On his way to JFL NorthWest, comedian Bill Burr has plenty of barbs to go around

    1 of 2 2 of 2

      It’s been nearly three decades since Bill Burr started in standup. For about half that time, he’s been a superstar to comedy fans. But each year, he keeps getting bigger among the general population. And despite all his extracurricular activities—movies, TV, talk shows, podcasts, the Netflix animated series F Is for Family—it’s still standup that’s attracting those new fans.

      “It’s been a slow, almost 30-year overnight-success run for me,” he says with a laugh over the phone from Los Angeles.

      His 2019 Netflix special, Paper Tiger, was his fourth on the streaming giant, which proves his following was already big. But Burr’s on-stage brashness gives way to off-stage modesty in explaining its success.

      “I got lucky with a few things,” he says. In comedy, timing is everything, and he claims Dave Chappelle’s special, which was released the month prior to his, helped draw new followers.

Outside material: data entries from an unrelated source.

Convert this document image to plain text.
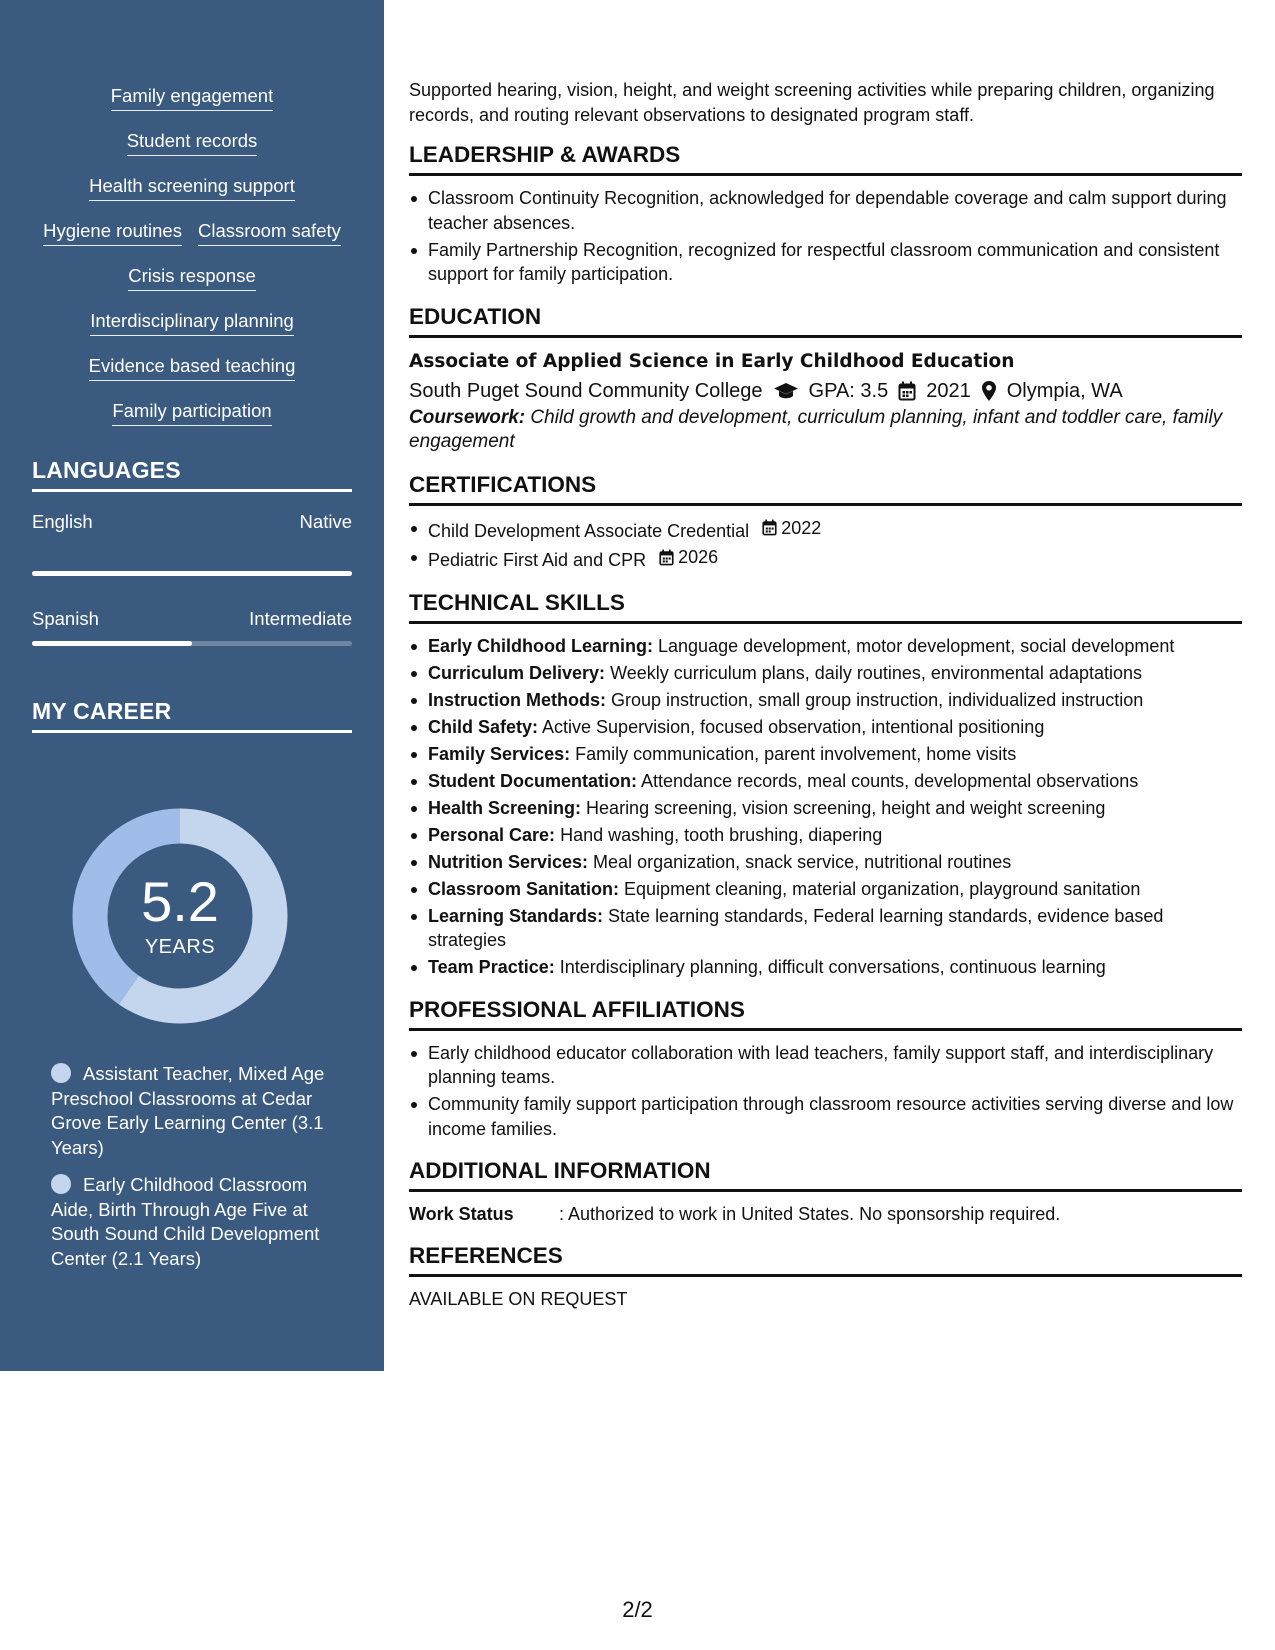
Family engagement
Student records
Health screening support
Hygiene routines Classroom safety
Crisis response
Interdisciplinary planning
Evidence based teaching
Family participation
LANGUAGES
English	Native
Spanish	Intermediate
MY CAREER
5.2
YEARS
Assistant Teacher, Mixed Age Preschool Classrooms at Cedar Grove Early Learning Center (3.1 Years)
Early Childhood Classroom Aide, Birth Through Age Five at South Sound Child Development Center (2.1 Years)

Supported hearing, vision, height, and weight screening activities while preparing children, organizing records, and routing relevant observations to designated program staff.

LEADERSHIP & AWARDS
Classroom Continuity Recognition, acknowledged for dependable coverage and calm support during teacher absences.
Family Partnership Recognition, recognized for respectful classroom communication and consistent support for family participation.
EDUCATION
Associate of Applied Science in Early Childhood Education
South Puget Sound Community College GPA: 3.5 2021 Olympia, WA

Coursework: Child growth and development, curriculum planning, infant and toddler care, family engagement

CERTIFICATIONS
Child Development Associate Credential 2022
Pediatric First Aid and CPR 2026
TECHNICAL SKILLS
Early Childhood Learning: Language development, motor development, social development
Curriculum Delivery: Weekly curriculum plans, daily routines, environmental adaptations
Instruction Methods: Group instruction, small group instruction, individualized instruction
Child Safety: Active Supervision, focused observation, intentional positioning
Family Services: Family communication, parent involvement, home visits
Student Documentation: Attendance records, meal counts, developmental observations
Health Screening: Hearing screening, vision screening, height and weight screening
Personal Care: Hand washing, tooth brushing, diapering
Nutrition Services: Meal organization, snack service, nutritional routines
Classroom Sanitation: Equipment cleaning, material organization, playground sanitation
Learning Standards: State learning standards, Federal learning standards, evidence based strategies
Team Practice: Interdisciplinary planning, difficult conversations, continuous learning
PROFESSIONAL AFFILIATIONS
Early childhood educator collaboration with lead teachers, family support staff, and interdisciplinary planning teams.
Community family support participation through classroom resource activities serving diverse and low income families.
ADDITIONAL INFORMATION
Work Status	: Authorized to work in United States. No sponsorship required.
REFERENCES
AVAILABLE ON REQUEST
2/2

      “I think that was a good thing for me,” he says. “Just all the swirling around from his special had people who weren’t even, I think, interested in specials maybe watching specials. So more people watched my last one than the previous time. I don’t know, I just do what I do and hope that people show up.”

      That they do. The JFL NorthWest festival kept adding new shows to keep up with the demand. In all, he’ll be playing four shows at two major theatres over two nights.

      If his button-pushing style lands him in trouble with the social-media outrage police, he pays it no mind. The brouhaha is short-lived “because it’s built in sand. It’s just fucking outrage over nothing. You can’t keep it in the air. You can’t keep spinning that plate.”

      Needless to say, Burr doesn’t back away from controversy; he embraces it. He has said that when he’s in L.A., he loves to poke at Hillary Clinton, and when he’s in, say, Oklahoma, he’ll take on gun culture.

      “It makes it fun,” he says. “If you just go up there and say what they want, that kind of applause is nauseating.”

      He won’t usually, though, go after the orange man who puts the peach in impeached.

      “There’s plenty of people trashing Trump; I don’t need to be another jerk,” he says. “I don’t go on-stage and try to tell people how they should vote. However, if I see some bullshit or something I should say that’s bullshit to me, I definitely will bring it up.”

      Not that this is in his act, but he brings it up in this conversation: “With different racial groups or children and stuff like that, it’s kinda hard to find a joke about that because it’s just really depressing that someone who’s a leader of a country would be that openly hostile,” he says. “Like, where there are Nazis involved and you start saying, ‘Hey, there are two sides to every story,’ it’s just, like, Jesus Christ! I don’t think there’s anything wrong with being conservative. I don’t think there’s anything wrong with being liberal. But I do think there’s something wrong with being racist. Taking kids from their parents, there’s something wrong with that.”

      Tackling Hillary or gun culture would get polite laughs north of the border, but it doesn’t punch us in the gut like it does in portions of the U.S. Asked if there are topics that would make us sit up, he lets loose.

      “There’s this stain of ‘America is Donald Trump’ and then you guys act like you’re these saints and you’re one of the most racist countries I’ve ever fuckin’ been to. Any guy of colour that tried to make it in the NHL, his stories of when he was in the minors, it sounds like America in the 1950s.” He laughs as he says this, but it still stings.

      “And your whole m.o. is ‘Okay, I’m sorry! I’m sorry!’ ” he says with the imitated Canadian pronunciation Americans find so funny. “Anytime your fuckin’ team loses the Stanley Cup finals, you guys have a fuckin’ riot up there. So there’s obviously something going on up there.”


      While he’ll continue with other projects, like F Is for Family or acting in Judd Apatow’s upcoming film The King of Staten Island, and growing his brand, Burr knows where his bread is buttered: on standup stages around the world.

      “That’s a good thing because that’s the easiest thing that I do,” he says. “That’s what I really am at heart, a comedian. Everything else that I do, people kinda let me do it, other than my podcast. I act when they let me do it. That’s basically it. I am not in control of that. But standup, I am.”

      Bill Burr plays two shows at the Orpheum next Thursday (February 20), and two more at the Queen Elizabeth Theatre on Friday (February 21).